暂时不考虑0.significant形式的小数，处理方法类似于乘法，处理指数+截取小数除法的前23位。

要稍微注意一下，这里的除法相当于把小数部分统一成了1.xxxxx/1.xxxxx，那么答案要么是0余若干数，要么是1余若干数，因此我们把返回的商的末位，补到扩充significant时加上的0的个数对应的位数之后。

00001[补充了4个0]+significant+0000[保护位]，那么最后截取的应该是：

(quotient.charAt(end-1)+reminder[4...]).substring(indexOf('1')+1,indexOf('1')+24)

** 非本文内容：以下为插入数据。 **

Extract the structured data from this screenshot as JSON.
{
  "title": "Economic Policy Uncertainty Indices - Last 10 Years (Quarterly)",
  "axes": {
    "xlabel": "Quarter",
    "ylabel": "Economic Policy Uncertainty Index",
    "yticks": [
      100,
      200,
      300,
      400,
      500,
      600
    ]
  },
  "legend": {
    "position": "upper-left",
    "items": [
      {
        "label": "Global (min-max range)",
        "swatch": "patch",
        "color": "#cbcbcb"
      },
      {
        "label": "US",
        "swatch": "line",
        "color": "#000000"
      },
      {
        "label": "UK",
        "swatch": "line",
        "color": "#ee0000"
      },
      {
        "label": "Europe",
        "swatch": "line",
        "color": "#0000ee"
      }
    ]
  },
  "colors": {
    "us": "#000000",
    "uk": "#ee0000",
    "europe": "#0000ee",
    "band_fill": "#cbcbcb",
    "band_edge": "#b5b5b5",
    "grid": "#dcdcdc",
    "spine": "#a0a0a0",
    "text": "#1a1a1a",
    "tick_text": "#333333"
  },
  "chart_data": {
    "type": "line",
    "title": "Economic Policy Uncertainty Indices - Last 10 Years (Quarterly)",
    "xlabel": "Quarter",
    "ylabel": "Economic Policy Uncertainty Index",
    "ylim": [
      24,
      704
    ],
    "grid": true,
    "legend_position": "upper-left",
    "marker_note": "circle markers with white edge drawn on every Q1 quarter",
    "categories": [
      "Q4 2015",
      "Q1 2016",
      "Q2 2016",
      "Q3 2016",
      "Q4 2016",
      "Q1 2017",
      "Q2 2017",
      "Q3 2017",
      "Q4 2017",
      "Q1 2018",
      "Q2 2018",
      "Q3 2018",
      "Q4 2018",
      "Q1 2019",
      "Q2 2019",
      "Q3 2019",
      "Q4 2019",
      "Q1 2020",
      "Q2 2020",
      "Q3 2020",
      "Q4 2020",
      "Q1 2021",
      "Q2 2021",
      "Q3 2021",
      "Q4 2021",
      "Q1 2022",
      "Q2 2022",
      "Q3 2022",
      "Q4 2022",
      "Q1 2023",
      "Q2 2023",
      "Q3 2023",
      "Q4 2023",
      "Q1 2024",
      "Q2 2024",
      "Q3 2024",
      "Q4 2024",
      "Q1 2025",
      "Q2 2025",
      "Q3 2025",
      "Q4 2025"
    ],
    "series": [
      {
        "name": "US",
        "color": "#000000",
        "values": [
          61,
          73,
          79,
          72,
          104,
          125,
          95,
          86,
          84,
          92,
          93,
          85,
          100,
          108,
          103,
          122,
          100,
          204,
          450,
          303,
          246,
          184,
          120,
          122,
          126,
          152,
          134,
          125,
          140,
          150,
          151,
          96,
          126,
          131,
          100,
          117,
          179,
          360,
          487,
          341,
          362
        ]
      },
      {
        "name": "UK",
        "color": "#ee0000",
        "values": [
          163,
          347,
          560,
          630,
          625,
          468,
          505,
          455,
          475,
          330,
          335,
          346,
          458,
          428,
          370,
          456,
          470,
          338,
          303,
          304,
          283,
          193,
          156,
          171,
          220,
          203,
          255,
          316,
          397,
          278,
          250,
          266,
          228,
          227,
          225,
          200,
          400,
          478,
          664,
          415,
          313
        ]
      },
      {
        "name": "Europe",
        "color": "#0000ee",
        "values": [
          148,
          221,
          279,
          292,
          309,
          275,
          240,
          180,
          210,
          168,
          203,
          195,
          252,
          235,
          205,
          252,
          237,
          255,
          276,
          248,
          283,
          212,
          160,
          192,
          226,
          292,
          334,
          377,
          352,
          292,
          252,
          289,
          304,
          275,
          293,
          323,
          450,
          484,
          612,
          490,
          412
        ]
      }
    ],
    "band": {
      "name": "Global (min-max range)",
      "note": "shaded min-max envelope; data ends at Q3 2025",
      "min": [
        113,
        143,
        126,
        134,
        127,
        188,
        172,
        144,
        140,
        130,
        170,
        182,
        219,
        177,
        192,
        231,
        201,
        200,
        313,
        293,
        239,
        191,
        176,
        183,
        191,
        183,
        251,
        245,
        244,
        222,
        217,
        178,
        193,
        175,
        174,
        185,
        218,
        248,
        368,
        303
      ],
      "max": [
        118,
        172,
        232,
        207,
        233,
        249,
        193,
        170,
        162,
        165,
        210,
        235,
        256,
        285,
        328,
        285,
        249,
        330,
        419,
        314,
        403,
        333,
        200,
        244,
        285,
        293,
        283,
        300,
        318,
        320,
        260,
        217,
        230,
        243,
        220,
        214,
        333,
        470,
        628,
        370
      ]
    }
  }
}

如果indexOf('1')不为0，还需要加到ex上。

代码如下：

public class FPU {

    /**
     * compute the float mul of a / b
     */
    String div(String a, String b) {
        char flag=a.charAt(0)==b.charAt(0)?'0':'1';
        if(Pattern.matches("[01]0{31}",b))
            if(Pattern.matches("[01]0{31}",a)) return IEEE754Float.NaN;
            else throw new ArithmeticException();
        if(Pattern.matches("1{8}0{23}",a.substring(1,a.length()))||Pattern.matches("[01]0{31}",a))
            return flag+a.substring(1,a.length());
        ALU alu=new ALU();
        String ex=alu.add(a.substring(1,9),alu.add(ALU.getComplement(b.substring(1,9)),"01111111"));
        String sig=alu.div("00001"+a.substring(9,32)+"0000","00001"+b.substring(9,32)+"0000");
        sig=sig.charAt(32)+sig.substring(38);
        for(int i=0;i<sig.indexOf('1');i++)
            ex=alu.add(ex,"11111111");
        return flag+ex+sig.substring(sig.indexOf('1')+1,sig.indexOf('1')+24);
    }

}

其实测试样例挺弱的，很简单就过了。